[Editor’s Note: This is the fifth in a series of six guest posts by Holly Genovese, which will be appearing every other Sunday. — Ben Alpers]
Today I received a journal rejection. It wasn’t my first and it won’t be my last. But this rejection hit me in a way that the others have yet to do. Many of the criticisms have weight: I could read more prison writing, I can revise my structure and my writing, I could include more historiographical footnotes. But others seemed to ignore, and argue against, the very premise of my article. I argued that the Angola 3, because of their long-time imprisonment, status as a cause celebre, and association with radical politics, haven’t been considered intellectuals in their own right. I argue that because of their incarceration, they used non-traditional means like education, protest, and candy production as intellectual work – and that these are a form of intellectual production, in the same way that writing is. But my reviewer commented that the tutoring and political education classes held within the prison meant that the Angola 3 were educators, not intellectuals. That their political organizing meant they were activists, not intellectuals. That their time spent reading George Jackson, Frantz Fanon, and Malcom X meant that they were simply well read and not intellectuals. I stopped reading, confused about what these incarcerated men would have to do to receive the stamp of “intellectual.” Can’t a well-read educator and activist be an intellectual? In fact, aren’t they often? To the reviewer, even writing an autobiography in conversation with prison writers and political philosophers wasn’t intellectual work.
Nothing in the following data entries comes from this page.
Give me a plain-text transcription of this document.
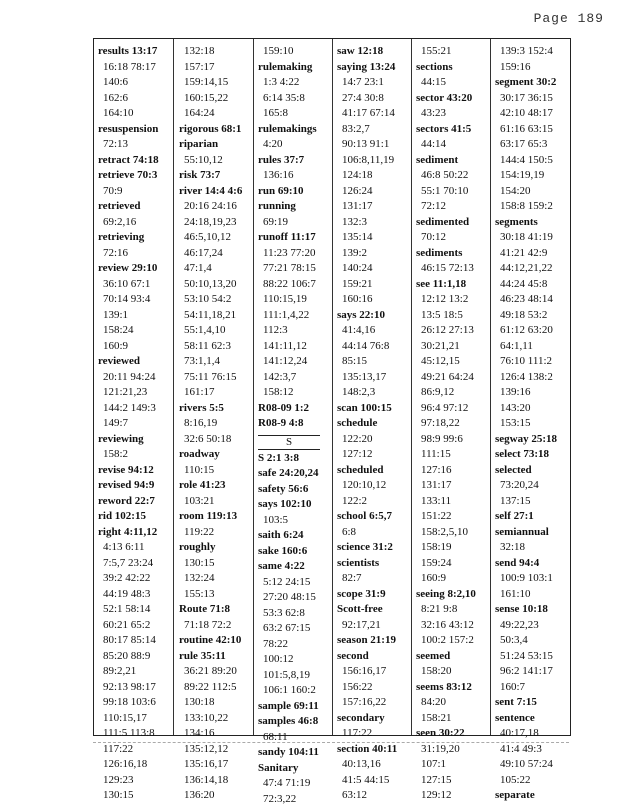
Page 189
results 13:17
16:18 78:17
140:6
162:6
164:10
resuspension
72:13
retract 74:18
retrieve 70:3
70:9
retrieved
69:2,16
retrieving
72:16
review 29:10
36:10 67:1
70:14 93:4
139:1
158:24
160:9
reviewed
20:11 94:24
121:21,23
144:2 149:3
149:7
reviewing
158:2
revise 94:12
revised 94:9
reword 22:7
rid 102:15
right 4:11,12
4:13 6:11
7:5,7 23:24
39:2 42:22
44:19 48:3
52:1 58:14
60:21 65:2
80:17 85:14
85:20 88:9
89:2,21
92:13 98:17
99:18 103:6
110:15,17
111:5 113:8
117:22
126:16,18
129:23
130:15
132:18
157:17
159:14,15
160:15,22
164:24
rigorous 68:1
riparian
55:10,12
risk 73:7
river 14:4 4:6
20:16 24:16
24:18,19,23
46:5,10,12
46:17,24
47:1,4
50:10,13,20
53:10 54:2
54:11,18,21
55:1,4,10
58:11 62:3
73:1,1,4
75:11 76:15
161:17
rivers 5:5
8:16,19
32:6 50:18
roadway
110:15
role 41:23
103:21
room 119:13
119:22
roughly
130:15
132:24
155:13
Route 71:8
71:18 72:2
routine 42:10
rule 35:11
36:21 89:20
89:22 112:5
130:18
133:10,22
134:16
135:12,12
135:16,17
136:14,18
136:20
159:10
rulemaking
1:3 4:22
6:14 35:8
165:8
rulemakings
4:20
rules 37:7
136:16
run 69:10
running
69:19
runoff 11:17
11:23 77:20
77:21 78:15
88:22 106:7
110:15,19
111:1,4,22
112:3
141:11,12
141:12,24
142:3,7
158:12
R08-09 1:2
R08-9 4:8
S
S 2:1 3:8
safe 24:20,24
safety 56:6
says 102:10
103:5
saith 6:24
sake 160:6
same 4:22
5:12 24:15
27:20 48:15
53:3 62:8
63:2 67:15
78:22
100:12
101:5,8,19
106:1 160:2
sample 69:11
samples 46:8
68:11
sandy 104:11
Sanitary
47:4 71:19
72:3,22
saw 12:18
saying 13:24
14:7 23:1
27:4 30:8
41:17 67:14
83:2,7
90:13 91:1
106:8,11,19
124:18
126:24
131:17
132:3
135:14
139:2
140:24
159:21
160:16
says 22:10
41:4,16
44:14 76:8
85:15
135:13,17
148:2,3
scan 100:15
schedule
122:20
127:12
scheduled
120:10,12
122:2
school 6:5,7
6:8
science 31:2
scientists
82:7
scope 31:9
Scott-free
92:17,21
season 21:19
second
156:16,17
156:22
157:16,22
secondary
117:22
section 40:11
40:13,16
41:5 44:15
63:12
155:21
sections
44:15
sector 43:20
43:23
sectors 41:5
44:14
sediment
46:8 50:22
55:1 70:10
72:12
sedimented
70:12
sediments
46:15 72:13
see 11:1,18
12:12 13:2
13:5 18:5
26:12 27:13
30:21,21
45:12,15
49:21 64:24
86:9,12
96:4 97:12
97:18,22
98:9 99:6
111:15
127:16
131:17
133:11
151:22
158:2,5,10
158:19
159:24
160:9
seeing 8:2,10
8:21 9:8
32:16 43:12
100:2 157:2
seemed
158:20
seems 83:12
84:20
158:21
seen 30:22
31:19,20
107:1
127:15
129:12
139:3 152:4
159:16
segment 30:2
30:17 36:15
42:10 48:17
61:16 63:15
63:17 65:3
144:4 150:5
154:19,19
154:20
158:8 159:2
segments
30:18 41:19
41:21 42:9
44:12,21,22
44:24 45:8
46:23 48:14
49:18 53:2
61:12 63:20
64:1,11
76:10 111:2
126:4 138:2
139:16
143:20
153:15
segway 25:18
select 73:18
selected
73:20,24
137:15
self 27:1
semiannual
32:18
send 94:4
100:9 103:1
161:10
sense 10:18
49:22,23
50:3,4
51:24 53:15
96:2 141:17
160:7
sent 7:15
sentence
40:17,18
41:4 49:3
49:10 57:24
105:22
separate
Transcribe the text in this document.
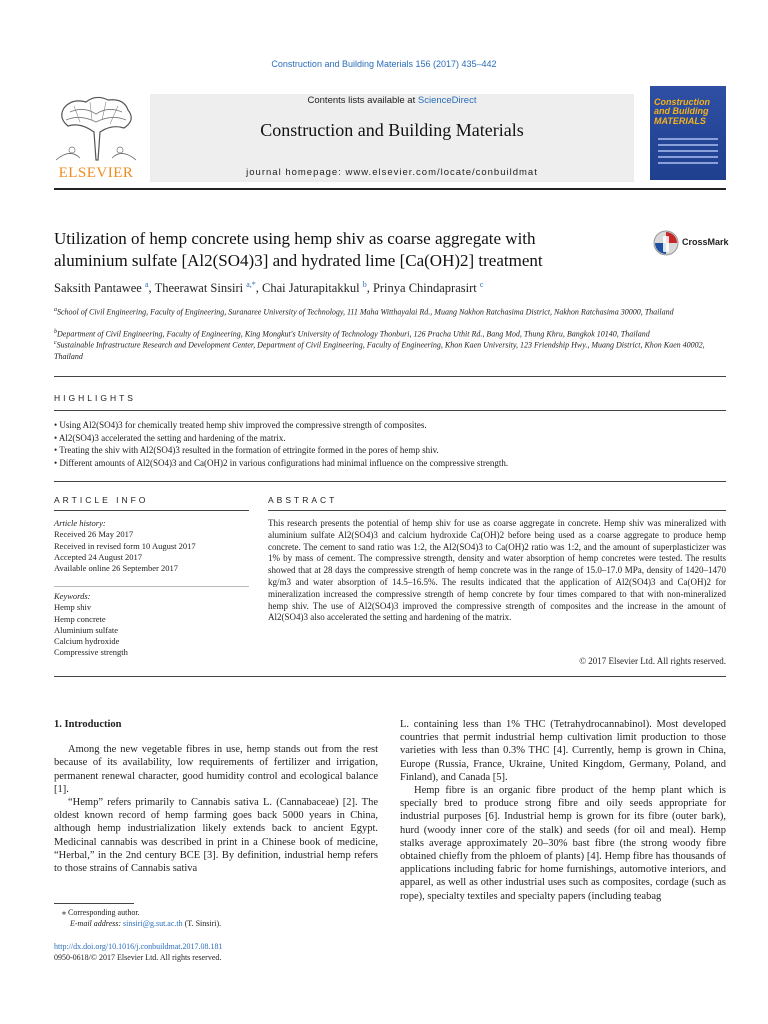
Construction and Building Materials 156 (2017) 435–442
ELSEVIER
Contents lists available at ScienceDirect
Construction and Building Materials
journal homepage: www.elsevier.com/locate/conbuildmat
Construction
and Building
MATERIALS
Utilization of hemp concrete using hemp shiv as coarse aggregate with
aluminium sulfate [Al2(SO4)3] and hydrated lime [Ca(OH)2] treatment
CrossMark
Saksith Pantawee $^a$, Theerawat Sinsiri $^{a,*}$, Chai Jaturapitakkul $^b$, Prinya Chindaprasirt $^c$
$^a$School of Civil Engineering, Faculty of Engineering, Suranaree University of Technology, 111 Maha Witthayalai Rd., Muang Nakhon Ratchasima District, Nakhon Ratchasima 30000, Thailand
$^b$Department of Civil Engineering, Faculty of Engineering, King Mongkut's University of Technology Thonburi, 126 Pracha Uthit Rd., Bang Mod, Thung Khru, Bangkok 10140, Thailand
$^c$Sustainable Infrastructure Research and Development Center, Department of Civil Engineering, Faculty of Engineering, Khon Kaen University, 123 Friendship Hwy., Muang District, Khon Kaen 40002, Thailand
HIGHLIGHTS
• Using Al2(SO4)3 for chemically treated hemp shiv improved the compressive strength of composites.
• Al2(SO4)3 accelerated the setting and hardening of the matrix.
• Treating the shiv with Al2(SO4)3 resulted in the formation of ettringite formed in the pores of hemp shiv.
• Different amounts of Al2(SO4)3 and Ca(OH)2 in various configurations had minimal influence on the compressive strength.
ARTICLE INFO	ABSTRACT
Article history:
Received 26 May 2017
Received in revised form 10 August 2017
Accepted 24 August 2017
Available online 26 September 2017
Keywords:
Hemp shiv
Hemp concrete
Aluminium sulfate
Calcium hydroxide
Compressive strength
This research presents the potential of hemp shiv for use as coarse aggregate in concrete. Hemp shiv was mineralized with aluminium sulfate Al2(SO4)3 and calcium hydroxide Ca(OH)2 before being used as a coarse aggregate to produce hemp concrete. The cement to sand ratio was 1:2, the Al2(SO4)3 to Ca(OH)2 ratio was 1:2, and the amount of superplasticizer was 1% by mass of cement. The compressive strength, density and water absorption of hemp concretes were tested. The results showed that at 28 days the compressive strength of hemp concrete was in the range of 15.0–17.0 MPa, density of 1420–1470 kg/m3 and water absorption of 14.5–16.5%. The results indicated that the application of Al2(SO4)3 and Ca(OH)2 for mineralization increased the compressive strength of hemp concrete by four times compared to that with non-mineralized hemp shiv. The use of Al2(SO4)3 improved the compressive strength of composites and the increase in the amount of Al2(SO4)3 also accelerated the setting and hardening of the matrix.
© 2017 Elsevier Ltd. All rights reserved.
1. Introduction

Among the new vegetable fibres in use, hemp stands out from the rest because of its availability, low requirements of fertilizer and irrigation, permanent renewal character, good humidity control and ecological balance [1].

“Hemp” refers primarily to Cannabis sativa L. (Cannabaceae) [2]. The oldest known record of hemp farming goes back 5000 years in China, although hemp industrialization likely extends back to ancient Egypt. Medicinal cannabis was described in print in a Chinese book of medicine, “Herbal,” in the 2nd century BCE [3]. By definition, industrial hemp refers to those strains of Cannabis sativa

L. containing less than 1% THC (Tetrahydrocannabinol). Most developed countries that permit industrial hemp cultivation limit production to those varieties with less than 0.3% THC [4]. Currently, hemp is grown in China, Europe (Russia, France, Ukraine, United Kingdom, Germany, Poland, and Finland), and Canada [5].

Hemp fibre is an organic fibre product of the hemp plant which is specially bred to produce strong fibre and oily seeds appropriate for industrial purposes [6]. Industrial hemp is grown for its fibre (outer bark), hurd (woody inner core of the stalk) and seeds (for oil and meal). Hemp stalks average approximately 20–30% bast fibre (the strong woody fibre obtained chiefly from the phloem of plants) [4]. Hemp fibre has thousands of applications including fabric for home furnishings, automotive interiors, and apparel, as well as other industrial uses such as composites, cordage (such as rope), specialty textiles and specialty papers (including teabag

⁎ Corresponding author.
E-mail address: sinsiri@g.sut.ac.th (T. Sinsiri).
http://dx.doi.org/10.1016/j.conbuildmat.2017.08.181
0950-0618/© 2017 Elsevier Ltd. All rights reserved.
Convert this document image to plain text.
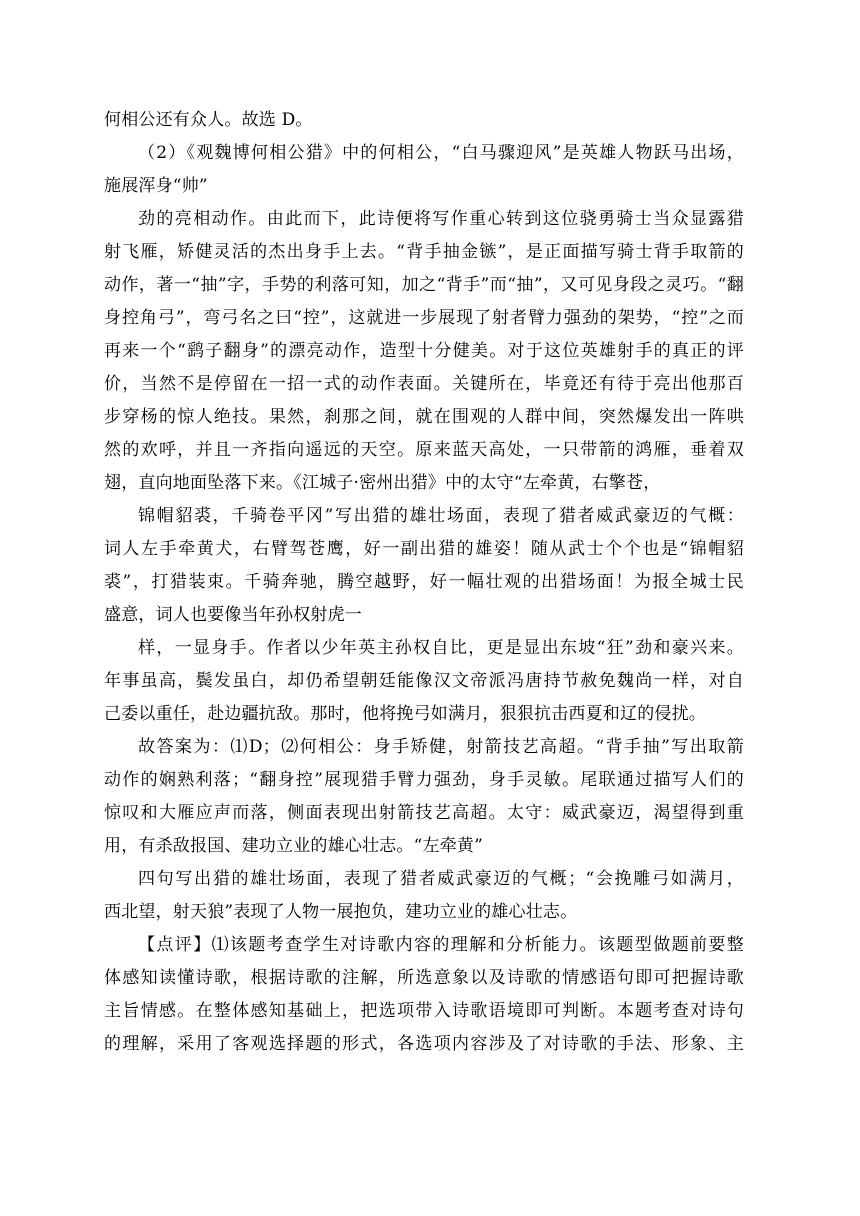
何相公还有众人。故选 D。
（2）《观魏博何相公猎》中的何相公，“白马骤迎风”是英雄人物跃马出场，
施展浑身“帅”
劲的亮相动作。由此而下，此诗便将写作重心转到这位骁勇骑士当众显露猎
射飞雁，矫健灵活的杰出身手上去。“背手抽金镞”，是正面描写骑士背手取箭的
动作，著一“抽”字，手势的利落可知，加之“背手”而“抽”，又可见身段之灵巧。“翻
身控角弓”，弯弓名之曰“控”，这就进一步展现了射者臂力强劲的架势，“控”之而
再来一个“鹞子翻身”的漂亮动作，造型十分健美。对于这位英雄射手的真正的评
价，当然不是停留在一招一式的动作表面。关键所在，毕竟还有待于亮出他那百
步穿杨的惊人绝技。果然，刹那之间，就在围观的人群中间，突然爆发出一阵哄
然的欢呼，并且一齐指向遥远的天空。原来蓝天高处，一只带箭的鸿雁，垂着双
翅，直向地面坠落下来。《江城子·密州出猎》中的太守“左牵黄，右擎苍，
锦帽貂裘，千骑卷平冈”写出猎的雄壮场面，表现了猎者威武豪迈的气概：
词人左手牵黄犬，右臂驾苍鹰，好一副出猎的雄姿！随从武士个个也是“锦帽貂
裘”，打猎装束。千骑奔驰，腾空越野，好一幅壮观的出猎场面！为报全城士民
盛意，词人也要像当年孙权射虎一
样，一显身手。作者以少年英主孙权自比，更是显出东坡“狂”劲和豪兴来。
年事虽高，鬓发虽白，却仍希望朝廷能像汉文帝派冯唐持节赦免魏尚一样，对自
己委以重任，赴边疆抗敌。那时，他将挽弓如满月，狠狠抗击西夏和辽的侵扰。
故答案为：⑴D；⑵何相公：身手矫健，射箭技艺高超。“背手抽”写出取箭
动作的娴熟利落；“翻身控”展现猎手臂力强劲，身手灵敏。尾联通过描写人们的
惊叹和大雁应声而落，侧面表现出射箭技艺高超。太守：威武豪迈，渴望得到重
用，有杀敌报国、建功立业的雄心壮志。“左牵黄”
四句写出猎的雄壮场面，表现了猎者威武豪迈的气概；“会挽雕弓如满月，
西北望，射天狼”表现了人物一展抱负，建功立业的雄心壮志。
【点评】⑴该题考查学生对诗歌内容的理解和分析能力。该题型做题前要整
体感知读懂诗歌，根据诗歌的注解，所选意象以及诗歌的情感语句即可把握诗歌
主旨情感。在整体感知基础上，把选项带入诗歌语境即可判断。本题考查对诗句
的理解，采用了客观选择题的形式，各选项内容涉及了对诗歌的手法、形象、主
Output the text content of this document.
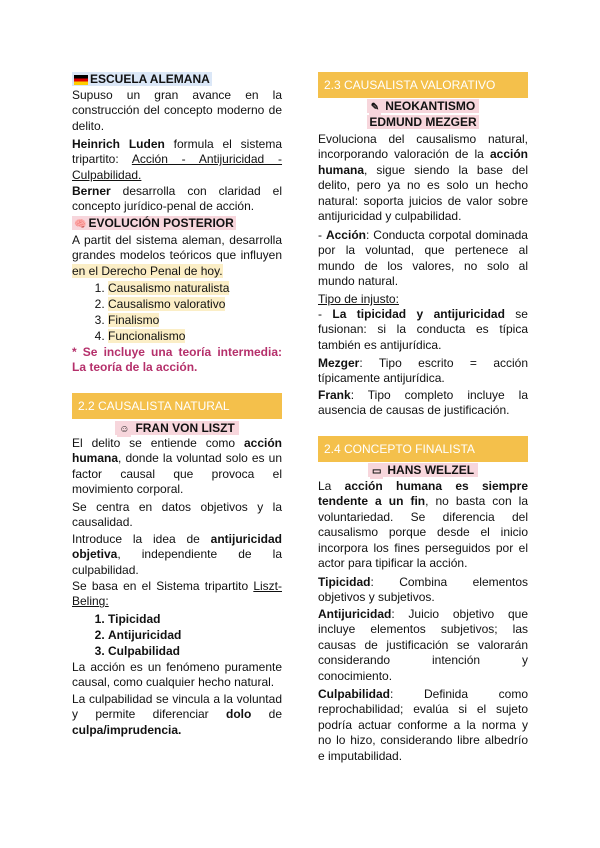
ESCUELA ALEMANA

Supuso un gran avance en la construcción del concepto moderno de delito.

Heinrich Luden formula el sistema tripartito: Acción - Antijuricidad - Culpabilidad.

Berner desarrolla con claridad el concepto jurídico-penal de acción.

🧠 EVOLUCIÓN POSTERIOR

A partit del sistema aleman, desarrolla grandes modelos teóricos que influyen en el Derecho Penal de hoy.

1. Causalismo naturalista
2. Causalismo valorativo
3. Finalismo
4. Funcionalismo

* Se incluye una teoría intermedia: La teoría de la acción.

2.2 CAUSALISTA NATURAL
☺ FRAN VON LISZT

El delito se entiende como acción humana, donde la voluntad solo es un factor causal que provoca el movimiento corporal.

Se centra en datos objetivos y la causalidad.

Introduce la idea de antijuricidad objetiva, independiente de la culpabilidad.

Se basa en el Sistema tripartito Liszt-Beling:

1. Tipicidad
2. Antijuricidad
3. Culpabilidad

La acción es un fenómeno puramente causal, como cualquier hecho natural.

La culpabilidad se vincula a la voluntad y permite diferenciar dolo de culpa/imprudencia.

2.3 CAUSALISTA VALORATIVO
✎ NEOKANTISMO
EDMUND MEZGER

Evoluciona del causalismo natural, incorporando valoración de la acción humana, sigue siendo la base del delito, pero ya no es solo un hecho natural: soporta juicios de valor sobre antijuricidad y culpabilidad.

- Acción: Conducta corpotal dominada por la voluntad, que pertenece al mundo de los valores, no solo al mundo natural.

Tipo de injusto:

- La tipicidad y antijuricidad se fusionan: si la conducta es típica también es antijurídica.

Mezger: Tipo escrito = acción típicamente antijurídica.

Frank: Tipo completo incluye la ausencia de causas de justificación.

2.4 CONCEPTO FINALISTA
▭ HANS WELZEL

La acción humana es siempre tendente a un fin, no basta con la voluntariedad. Se diferencia del causalismo porque desde el inicio incorpora los fines perseguidos por el actor para tipificar la acción.

Tipicidad: Combina elementos objetivos y subjetivos.

Antijuricidad: Juicio objetivo que incluye elementos subjetivos; las causas de justificación se valorarán considerando intención y conocimiento.

Culpabilidad: Definida como reprochabilidad; evalúa si el sujeto podría actuar conforme a la norma y no lo hizo, considerando libre albedrío e imputabilidad.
Maybe this means I didn’t prove my point. I’m not sure. But I know it means that my definition of intellectual, however fuzzy and broadly construed it may be, is not something that eliminates people with non-traditional backgrounds from conversations, but takes pains to include them.
If writing and reading, thinking and organizing, and teaching aren’t works of intellectual production for the incarcerated what is? If the incarcerated can be intellectuals, but only if they operate under certain standards and parameters, is this truly a more inclusive acknowledgement of intellectual work? I don’t think so. I still contend that the members of the Angola 3 are intellectuals – because of their poetry and memoir, their organizing and tutoring, their candy production, and speaking tours. They have used them to assert their own critiques of inequities and of the Black Panther Party, and to me, that is enough.